Artan kadın cinayetleri ve kadına yönelik şiddet toplumun kanayan yarası olmaya devam ediyor.
Kadına yönelik şiddet, kadınların kadın olmasından dolayı yalnızca fiziksel değil, duygusal, ekonomik, cinsel olarak kamusal ve özel alanda, büyük oranda tanıdığı kişiler tarafından sistematik ve ya münferit olarak acı çekmesine sebep olan güç ve tahakküm içeren davranışlardır. Kadına yönelik şiddetin son bulması için öncelikle şiddetin temelindeki toplumsal cinsiyet eşitsizliğinin giderilmesi için çalışılmalıdır.

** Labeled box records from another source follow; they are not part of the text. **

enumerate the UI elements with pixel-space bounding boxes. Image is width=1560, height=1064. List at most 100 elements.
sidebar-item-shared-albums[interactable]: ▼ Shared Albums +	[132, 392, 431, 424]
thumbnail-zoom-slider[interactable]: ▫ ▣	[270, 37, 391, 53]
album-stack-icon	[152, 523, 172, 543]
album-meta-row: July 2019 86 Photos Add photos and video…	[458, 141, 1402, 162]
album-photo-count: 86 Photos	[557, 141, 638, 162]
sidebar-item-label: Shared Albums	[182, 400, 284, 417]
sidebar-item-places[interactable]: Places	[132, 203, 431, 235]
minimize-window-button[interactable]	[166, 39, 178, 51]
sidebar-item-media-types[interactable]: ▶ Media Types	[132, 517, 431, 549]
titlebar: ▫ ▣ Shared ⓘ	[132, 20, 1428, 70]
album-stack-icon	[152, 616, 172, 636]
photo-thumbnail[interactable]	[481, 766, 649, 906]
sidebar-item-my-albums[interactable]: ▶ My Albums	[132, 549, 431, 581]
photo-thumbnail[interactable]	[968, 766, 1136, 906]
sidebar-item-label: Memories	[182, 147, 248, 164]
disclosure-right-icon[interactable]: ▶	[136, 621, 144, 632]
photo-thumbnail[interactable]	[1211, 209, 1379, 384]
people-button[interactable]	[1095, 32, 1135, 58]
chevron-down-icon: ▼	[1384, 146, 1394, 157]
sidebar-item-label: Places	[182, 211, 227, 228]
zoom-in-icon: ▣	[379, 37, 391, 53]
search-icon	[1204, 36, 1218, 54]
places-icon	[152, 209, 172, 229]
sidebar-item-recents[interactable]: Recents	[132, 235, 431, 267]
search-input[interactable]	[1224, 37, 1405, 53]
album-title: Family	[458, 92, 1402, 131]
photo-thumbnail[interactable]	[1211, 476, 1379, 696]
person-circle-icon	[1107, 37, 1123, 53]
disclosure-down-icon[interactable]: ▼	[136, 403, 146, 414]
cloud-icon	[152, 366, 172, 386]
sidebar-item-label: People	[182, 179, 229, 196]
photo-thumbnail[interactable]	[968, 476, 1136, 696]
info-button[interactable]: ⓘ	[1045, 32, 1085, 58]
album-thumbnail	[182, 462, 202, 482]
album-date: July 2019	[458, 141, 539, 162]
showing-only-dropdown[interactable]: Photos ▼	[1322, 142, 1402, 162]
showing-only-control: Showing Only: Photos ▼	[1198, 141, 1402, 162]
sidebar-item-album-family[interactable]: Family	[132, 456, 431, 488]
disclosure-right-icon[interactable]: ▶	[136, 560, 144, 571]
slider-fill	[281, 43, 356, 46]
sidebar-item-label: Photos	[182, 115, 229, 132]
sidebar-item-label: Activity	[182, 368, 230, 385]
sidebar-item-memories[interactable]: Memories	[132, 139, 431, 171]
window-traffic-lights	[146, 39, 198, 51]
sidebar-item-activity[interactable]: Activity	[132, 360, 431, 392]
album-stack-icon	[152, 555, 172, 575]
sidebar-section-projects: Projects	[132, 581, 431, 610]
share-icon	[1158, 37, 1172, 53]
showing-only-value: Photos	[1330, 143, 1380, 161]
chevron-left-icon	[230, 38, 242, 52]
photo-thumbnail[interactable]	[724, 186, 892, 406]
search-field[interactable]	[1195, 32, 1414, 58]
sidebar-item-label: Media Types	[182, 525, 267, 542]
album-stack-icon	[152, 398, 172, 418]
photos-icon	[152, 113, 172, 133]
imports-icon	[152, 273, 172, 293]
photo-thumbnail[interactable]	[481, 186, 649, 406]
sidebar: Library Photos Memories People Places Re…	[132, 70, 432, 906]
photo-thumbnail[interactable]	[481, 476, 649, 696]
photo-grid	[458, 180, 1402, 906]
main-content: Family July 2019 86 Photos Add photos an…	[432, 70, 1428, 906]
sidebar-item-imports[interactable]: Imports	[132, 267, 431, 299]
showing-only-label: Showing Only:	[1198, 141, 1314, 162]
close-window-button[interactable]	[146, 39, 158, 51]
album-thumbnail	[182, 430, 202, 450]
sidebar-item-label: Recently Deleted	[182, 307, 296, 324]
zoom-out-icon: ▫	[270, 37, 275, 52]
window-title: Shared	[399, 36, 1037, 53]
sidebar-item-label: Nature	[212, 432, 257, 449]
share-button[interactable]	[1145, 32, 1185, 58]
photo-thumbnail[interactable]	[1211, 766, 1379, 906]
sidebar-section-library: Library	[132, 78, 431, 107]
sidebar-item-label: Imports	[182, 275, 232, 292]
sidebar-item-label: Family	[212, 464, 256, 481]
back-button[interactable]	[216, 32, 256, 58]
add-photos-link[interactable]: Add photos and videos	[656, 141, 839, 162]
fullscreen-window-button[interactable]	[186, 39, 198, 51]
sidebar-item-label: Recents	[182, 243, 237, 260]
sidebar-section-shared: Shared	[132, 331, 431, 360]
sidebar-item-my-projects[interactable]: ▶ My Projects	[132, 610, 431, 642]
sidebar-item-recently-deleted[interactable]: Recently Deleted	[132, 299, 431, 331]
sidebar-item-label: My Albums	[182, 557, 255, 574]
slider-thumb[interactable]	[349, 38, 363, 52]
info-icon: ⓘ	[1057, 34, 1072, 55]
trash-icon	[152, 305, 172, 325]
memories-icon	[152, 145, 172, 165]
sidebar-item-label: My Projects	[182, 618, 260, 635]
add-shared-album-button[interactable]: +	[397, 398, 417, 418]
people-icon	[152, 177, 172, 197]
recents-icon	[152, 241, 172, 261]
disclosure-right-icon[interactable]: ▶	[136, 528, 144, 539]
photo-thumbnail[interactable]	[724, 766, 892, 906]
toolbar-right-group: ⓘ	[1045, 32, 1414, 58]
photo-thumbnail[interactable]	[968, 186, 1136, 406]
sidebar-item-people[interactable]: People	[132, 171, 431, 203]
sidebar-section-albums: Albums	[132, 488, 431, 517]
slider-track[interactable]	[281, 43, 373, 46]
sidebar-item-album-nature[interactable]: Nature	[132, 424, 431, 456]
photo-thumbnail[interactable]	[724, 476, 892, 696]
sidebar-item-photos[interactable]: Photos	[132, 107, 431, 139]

Nedir bu toplumsal cinsiyet ve toplumsal cinsiyet eşitsizliği? Toplumsal Cinsiyet, kadınlık ve erkekliği sosyal ve kültürel faktörler temelinde belirler. Bu ayrım, kadın-erkek arasındaki farkın, sadece doğuştan gelen biyolojik bakımdan cinsel özelliklere bağlı olgular olmadığı bunların öğrenilen davranışlar olduğunu vurgular. Cinsiyetimiz biyolojik özelliklerimizin tümüyken toplumsal cinsiyet toplumun bizden beklentileri, biçtiği roller ve sorumluluklardır diyebiliriz. Örneğin, toplum olarak kadınları kırılgan, duygusal, fedakar vb. olarak; erkekleri ise saldırgan, mantıklı, güçlü vb. olarak tasavvur etmemizin pek çok sonucu vardır. Bu noktada bahsedebileceğimiz kavram olan Toplumsal Cinsiyet Eşitsizliği erkek egemen toplum yapısının bir sonucudur. Kadınların özel ve kamusal alanda erkeklerle eşit fırsatlara ve kaynaklara sahip olmaması, şiddeti tetikleyen en büyük etmenlerden biridir. Ailede ev içi işleri ve çocuk bakımını tek başına yürütmek durumunda kalan kadınlar kariyer basamaklarında ilerlemede daha dezavantajlı konumdadır. Kız çocuklarını kısıtlayan, cesaretlendirme ve destekleme konusunda erkek çocuğundan farklı tutum sergileyen ebeveyn tutumlarının ve çevrenin sonucu olarak erkeklerin mühendislik, pilotluk, kaptanlık vb. gibi mesleklerde sayılarının çok daha fazla olduğunu görebiliriz. Ancak toplumsal cinsiyet ekseninde düşündüğümüzde, bu mesleklerin tercihinde biyolojik cinsiyetin neredeyse hiç belirleyici olmadığını görebiliriz.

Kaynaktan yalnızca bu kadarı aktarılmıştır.